"Queridos amigos de los Estados Unidos, México necesita de su ayuda para detener la terrible violencia que estamos sufriendo, la mejor manera de hacer esto es deteniendo el flujo de armas automáticas hacia México" dijo el presidente de México en inglés durante la ceremonia de develación del anuncio.
México está inmerso en una sangrienta guerra contra los cárteles de la droga que ha resultado en una escalada de violencia en ciertas regiones del país. Más de 45,000 personas han muerto desde el 2006 y Calderón aseguró que más de 140,000 armas han sido decomisadas desde entonces.
El año pasado se reveló que la Oficina de Control de Alcohol, Tabaco, Armas y Explosivos (ATF) llevó a cabo una serie de operaciones entre 2006 y 2011 como parte del Proyecto Gunrunner, permitiendo que cientos de armas estadounidenses cayeran en manos de traficantes de armas mexicanos, con la intención de rastrear luego las armas. La operación llamada "Fast and Furious" ha llevado incluso al procurador Eric Holder a tener que dar explicaciones al Congreso de los Estados Unidos.

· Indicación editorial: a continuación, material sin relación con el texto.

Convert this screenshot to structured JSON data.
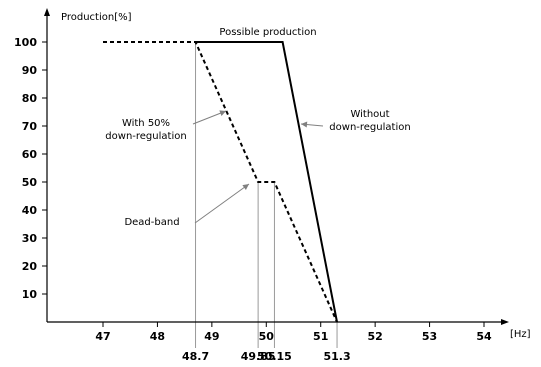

Sin embargo, de acuerdo con Los Angeles Times, la ATF "ha perdido el rastro de cientos de armas de fuego, muchas de las cuales han sido relacionadas con crímenes, inluido el asesinato del Agente Fronterizo Brian Terry en diciembre de 2010."
El anuncio develado ayer en la frontera, es tan sólo un gesto simbólico de un presidente que dejará su cargo en menos de un año, pero sin duda manda un mensaje muy claro.